Selon d’autres informations parvenues à Amnesty International, le 26 janvier, Ali Salem al Tamek, membre du Collectif des défenseurs sahraouis des droits de l’homme (CODESA) et ancien prisonnier d’opinion, a été bloqué pendant trois heures à un barrage routier entre Tan Tan et Laayoune avant d’être autorisé à se rendre à une rencontre entre des membres du CODESA et la délégation du Parlement européen.
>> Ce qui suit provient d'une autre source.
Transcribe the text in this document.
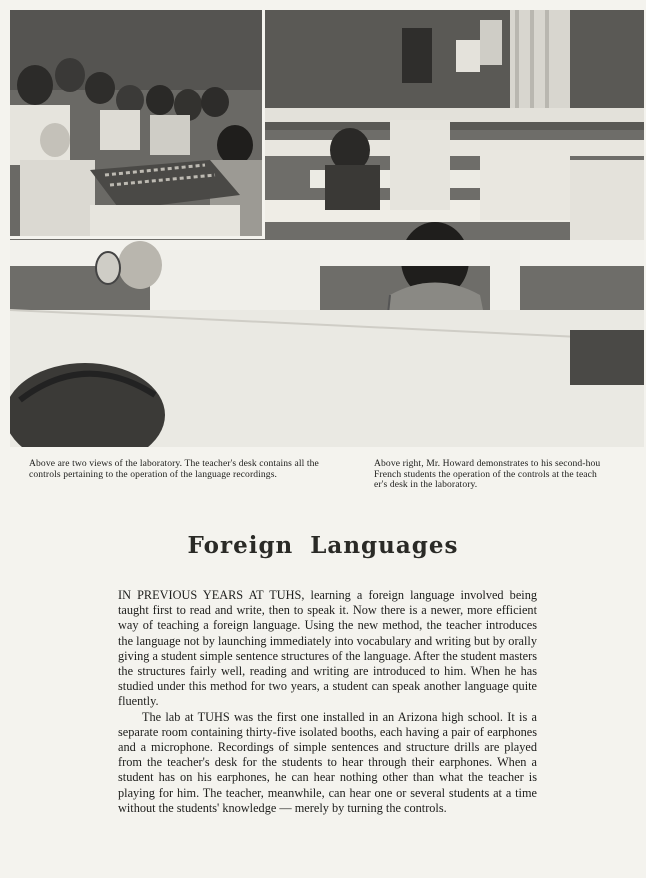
Above are two views of the laboratory. The teacher's desk contains all the controls pertaining to the operation of the language recordings.
Above right, Mr. Howard demonstrates to his second-hou
French students the operation of the controls at the teach
er's desk in the laboratory.
Foreign Languages

IN PREVIOUS YEARS AT TUHS, learning a foreign language involved being taught first to read and write, then to speak it. Now there is a newer, more efficient way of teaching a foreign language. Using the new method, the teacher introduces the language not by launching immediately into vocabulary and writing but by orally giving a student simple sentence structures of the language. After the student masters the structures fairly well, reading and writing are introduced to him. When he has studied under this method for two years, a student can speak another language quite fluently.

The lab at TUHS was the first one installed in an Arizona high school. It is a separate room containing thirty-five isolated booths, each having a pair of earphones and a microphone. Recordings of simple sentences and structure drills are played from the teacher's desk for the students to hear through their earphones. When a student has on his earphones, he can hear nothing other than what the teacher is playing for him. The teacher, meanwhile, can hear one or several students at a time without the students' knowledge — merely by turning the controls.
À plusieurs reprises, Amnesty International a fait part de ses inquiétudes aux autorités marocaines au sujet des divers obstacles auxquels sont en butte les membres des organisations sahraouies de défense des droits fondamentaux parce qu’ils s’efforcent de recenser les violations passées et présentes et expriment publiquement leurs opinions sur le droit à l’autodétermination du peuple du Sahara occidental. Fait particulièrement préoccupant, le travail de ces organisations est compromis parce qu’on les prive de reconnaissance légale en usant d’obstacles administratifs à caractère politique. Les autorités locales de Laayoune ont à maintes reprises refusé d’accuser réception du dossier d’enregistrement de l’ASVDH, faisant fi de décisions de tribunaux administratifs qui s’étaient prononcés en sa faveur. Dans le même esprit, le CODESA n’a pas pu tenir son congrès fondateur le 7 octobre 2007, les autorités locales ayant refusé de consigner sa demande d’autorisation pour une réunion publique. Amnesty International ayant soulevé cette question, les autorités de Laayoune ont soutenu que le statut du CODESA en faisait sans conteste une organisation « séparatiste », au regard des positions sur le droit à l’autodétermination de ses membres.
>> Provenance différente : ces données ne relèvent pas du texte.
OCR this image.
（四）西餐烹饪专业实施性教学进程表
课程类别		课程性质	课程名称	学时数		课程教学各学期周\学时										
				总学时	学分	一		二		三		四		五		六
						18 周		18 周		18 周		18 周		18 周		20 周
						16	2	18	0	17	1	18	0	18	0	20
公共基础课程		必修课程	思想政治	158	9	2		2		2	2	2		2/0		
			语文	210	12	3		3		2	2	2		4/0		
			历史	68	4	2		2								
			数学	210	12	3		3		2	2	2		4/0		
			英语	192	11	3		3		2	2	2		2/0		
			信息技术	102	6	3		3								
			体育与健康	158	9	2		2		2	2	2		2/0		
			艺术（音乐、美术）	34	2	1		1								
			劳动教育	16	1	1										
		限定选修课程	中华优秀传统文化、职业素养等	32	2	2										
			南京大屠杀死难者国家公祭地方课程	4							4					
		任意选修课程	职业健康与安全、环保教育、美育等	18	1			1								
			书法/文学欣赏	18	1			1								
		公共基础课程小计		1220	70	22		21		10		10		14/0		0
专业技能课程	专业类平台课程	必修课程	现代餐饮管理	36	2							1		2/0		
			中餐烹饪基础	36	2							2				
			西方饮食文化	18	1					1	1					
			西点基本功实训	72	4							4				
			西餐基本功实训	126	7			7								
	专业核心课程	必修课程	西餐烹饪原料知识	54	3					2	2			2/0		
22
Amnesty International demande une nouvelle fois aux autorités marocaines de s’acquitter des obligations qui leur incombent aux termes du Pacte international relatif aux droits civils et politiques (PIDCP), auquel le Maroc est partie, en respectant le droit à la liberté d’association, d’expression et de réunion.


Complément d’information

Fin 2005, la délégation ad hoc du Parlement européen décidait de mener une mission d’enquête dans la région. Mais les autorités marocaines désapprouvant sa composition, cette mission a été reportée à plusieurs reprises. Finalement reprogrammée pour novembre 2008, elle avait une nouvelle fois été repoussée, la délégation ayant semble-t-il été informée très tardivement du contenu du programme de sa visite par les autorités marocaines. Au terme de la mission qui s’est déroulée du 25 au 29 janvier, le président de la délégation ad hoc pour le Sahara occidental, Ioannis Kasoulides, s’est déclaré satisfait d’avoir pu rencontrer un certain nombre de parties prenantes, dont des représentants de l’État marocain, le Conseil consultatif des droits de l’homme (CCDH) et un large éventail d’organisations de défense des droits humains au Maroc et Sahara occidental.